Am curious how exactly “person added to the population” is quantified. Does this include immigrants? Or is it new citizens only? What about workers here on visas – are they included or excluded from this?
It’s population growth, which I assumed is the quarterly estimate subtracted by the previous estimate. It would appear I’m right.
This would include immigration and permanent residents that are already in the country.
This has been the same since the early 2000s. When you factor in deaths in Canada as well as Canadians living/working in other countries the rate of completion has far outpaced the population growth so the idea that homes are priced based on low supply is ludicrous. That is why the analysts at BMO who were charged to come up with the reasoning behind Canada’s high prices in the end stated that Canadian’s pay more for their real estate cause they want to. Not even kidding was an article posted on this site maybe 3 weeks ago.
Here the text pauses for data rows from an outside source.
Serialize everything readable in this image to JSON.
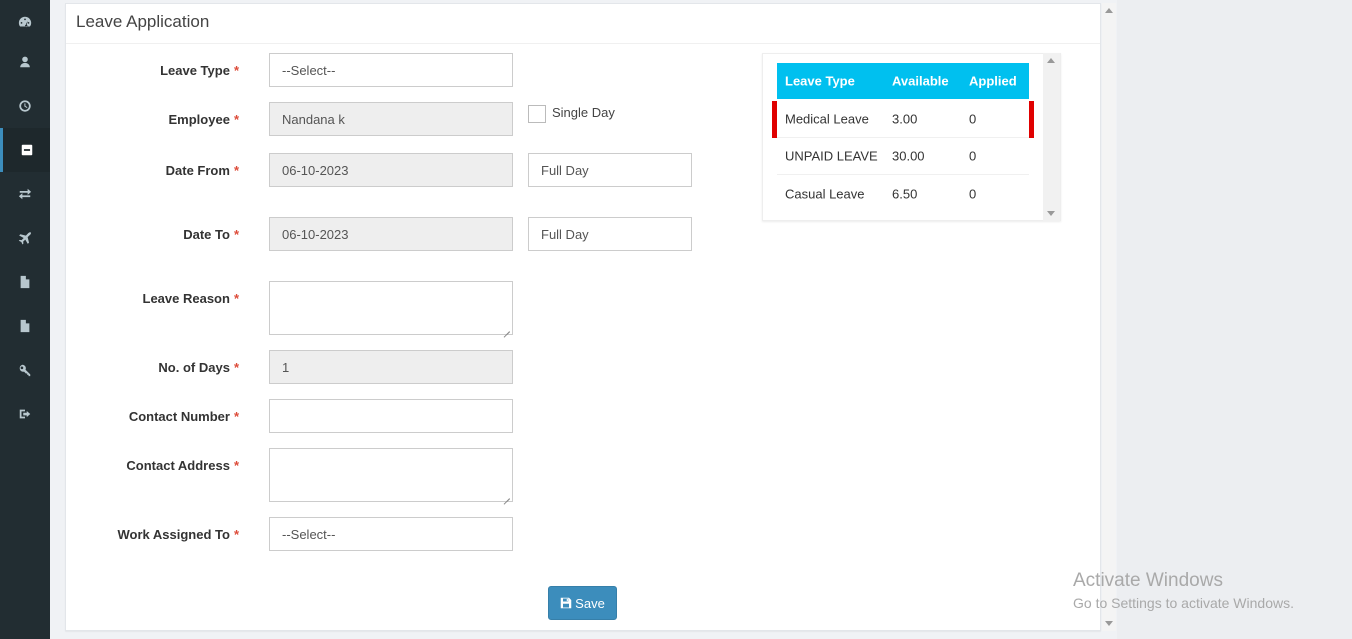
{
  "sidebar": {
    "items": [
      {
        "icon": "dashboard-icon"
      },
      {
        "icon": "user-icon"
      },
      {
        "icon": "clock-icon"
      },
      {
        "icon": "minus-square-icon",
        "active": true
      },
      {
        "icon": "exchange-icon"
      },
      {
        "icon": "plane-icon"
      },
      {
        "icon": "document-icon"
      },
      {
        "icon": "document-icon"
      },
      {
        "icon": "key-icon"
      },
      {
        "icon": "sign-out-icon"
      }
    ]
  },
  "panel": {
    "title": "Leave Application"
  },
  "form": {
    "required_mark": "*",
    "leave_type": {
      "label": "Leave Type",
      "value": "--Select--"
    },
    "employee": {
      "label": "Employee",
      "value": "Nandana k"
    },
    "single_day": {
      "label": "Single Day",
      "checked": false
    },
    "date_from": {
      "label": "Date From",
      "value": "06-10-2023",
      "day_type": "Full Day"
    },
    "date_to": {
      "label": "Date To",
      "value": "06-10-2023",
      "day_type": "Full Day"
    },
    "leave_reason": {
      "label": "Leave Reason",
      "value": ""
    },
    "no_of_days": {
      "label": "No. of Days",
      "value": "1"
    },
    "contact_number": {
      "label": "Contact Number",
      "value": ""
    },
    "contact_address": {
      "label": "Contact Address",
      "value": ""
    },
    "work_assigned_to": {
      "label": "Work Assigned To",
      "value": "--Select--"
    },
    "save_label": "Save"
  },
  "balance_table": {
    "headers": {
      "leave_type": "Leave Type",
      "available": "Available",
      "applied": "Applied"
    },
    "rows": [
      {
        "leave_type": "Medical Leave",
        "available": "3.00",
        "applied": "0"
      },
      {
        "leave_type": "UNPAID LEAVE",
        "available": "30.00",
        "applied": "0"
      },
      {
        "leave_type": "Casual Leave",
        "available": "6.50",
        "applied": "0"
      }
    ],
    "header_color": "#00c0ef",
    "highlight_color": "#e00000"
  },
  "watermark": {
    "title": "Activate Windows",
    "subtitle": "Go to Settings to activate Windows."
  }
}
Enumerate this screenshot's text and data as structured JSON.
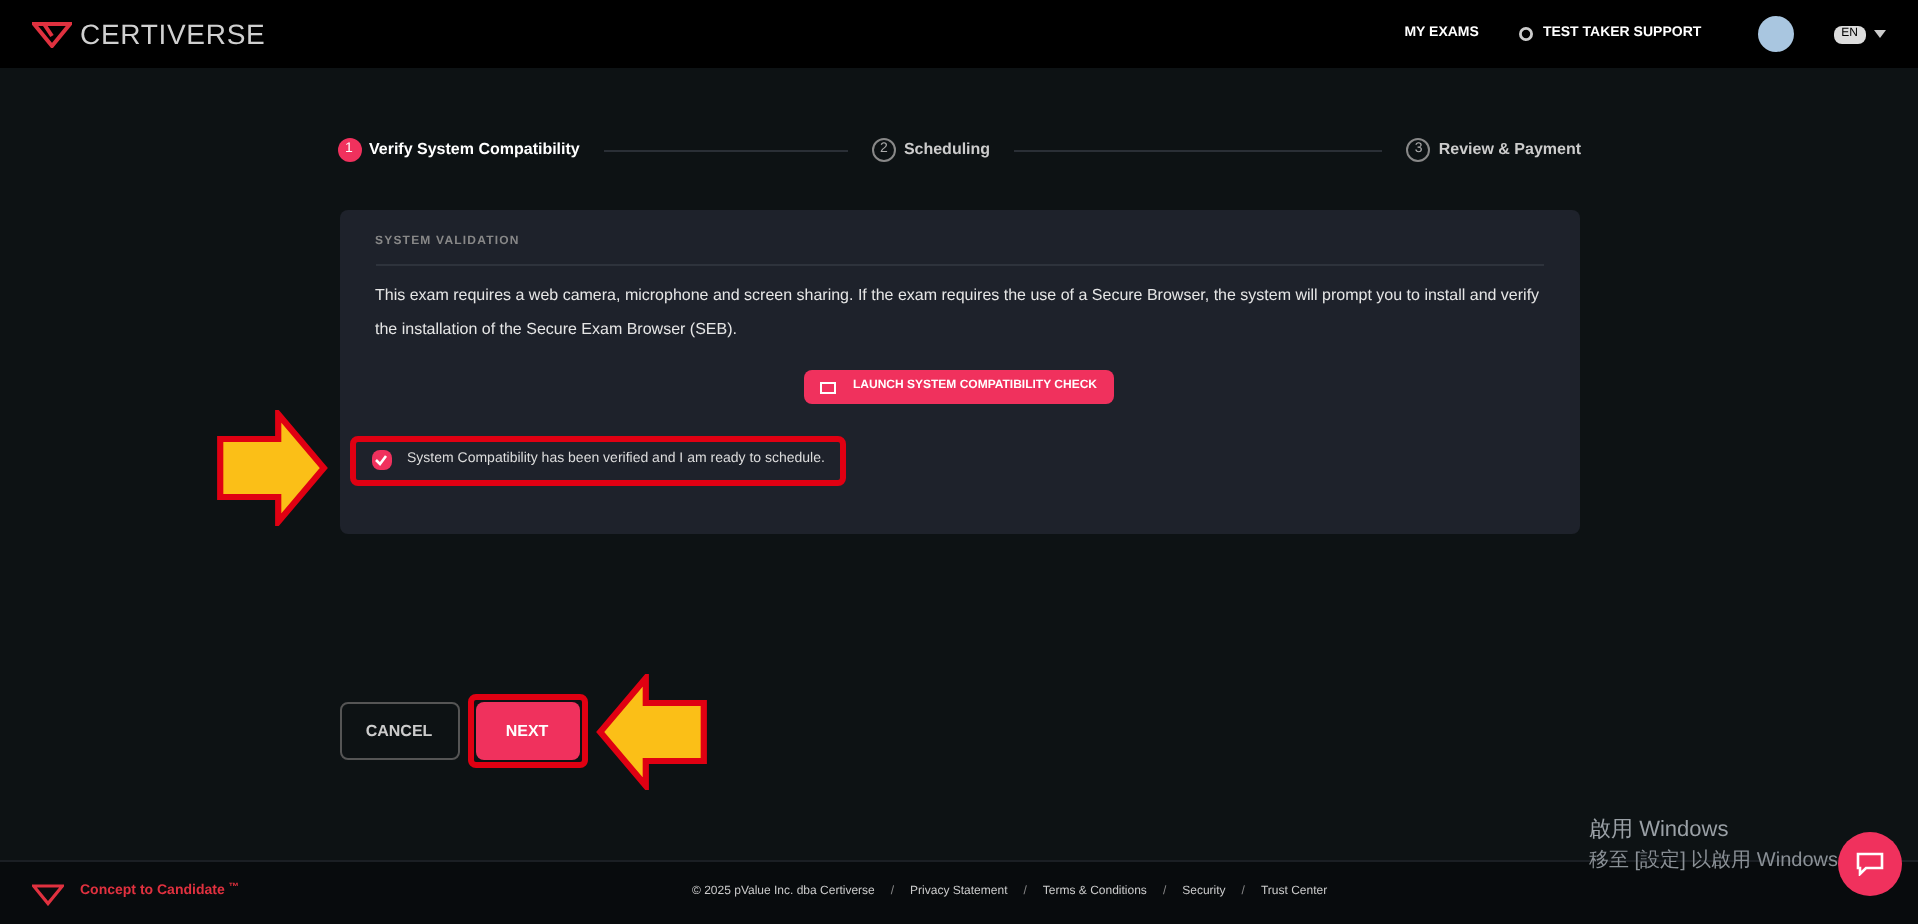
{
  "header": {
    "logo": "CERTIVERSE",
    "nav": [
      {
        "label": "MY EXAMS",
        "kind": "link"
      },
      {
        "label": "TEST TAKER SUPPORT",
        "kind": "support"
      }
    ],
    "language": "EN"
  },
  "steps": [
    {
      "number": "1",
      "label": "Verify System Compatibility",
      "selected": true
    },
    {
      "number": "2",
      "label": "Scheduling",
      "selected": false
    },
    {
      "number": "3",
      "label": "Review & Payment",
      "selected": false
    }
  ],
  "card": {
    "title": "SYSTEM VALIDATION",
    "text": "This exam requires a web camera, microphone and screen sharing. If the exam requires the use of a Secure Browser, the system will prompt you to install and verify the installation of the Secure Exam Browser (SEB).",
    "button": "LAUNCH SYSTEM COMPATIBILITY CHECK",
    "checkbox": {
      "label": "System Compatibility has been verified and I am ready to schedule.",
      "checked": true
    }
  },
  "actions": {
    "cancel": "CANCEL",
    "next": "NEXT"
  },
  "footer": {
    "tagline": "Concept to Candidate",
    "tm": "™",
    "items": [
      {
        "kind": "text",
        "label": "© 2025 pValue Inc. dba Certiverse"
      },
      {
        "kind": "separator",
        "label": "/"
      },
      {
        "kind": "link",
        "label": "Privacy Statement"
      },
      {
        "kind": "separator",
        "label": "/"
      },
      {
        "kind": "link",
        "label": "Terms & Conditions"
      },
      {
        "kind": "separator",
        "label": "/"
      },
      {
        "kind": "link",
        "label": "Security"
      },
      {
        "kind": "separator",
        "label": "/"
      },
      {
        "kind": "link",
        "label": "Trust Center"
      }
    ]
  },
  "os_notice": {
    "title": "啟用 Windows",
    "text": "移至 [設定] 以啟用 Windows"
  }
}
This article is slightly misleading. it should have included the breakdown of those homes. 60% of the completed homes were condos. there are a multiude of reasons why people would choose not to live in condo. there is still a signifcant supply issue for housing outside of the condo market.
I love when prices rise because there’s not enough housing, and then turn into condo aren’ts homes, even though prices are still rising for condos.
Does any politician or economist ever give any consideration to the idea that, for the sake of our environment and for the well-being of our own species, we may need less not more growth? Stabilization of population growth and per capita consumption will be needed if we are to reverse course and restore our natural ecosystems to a state of health.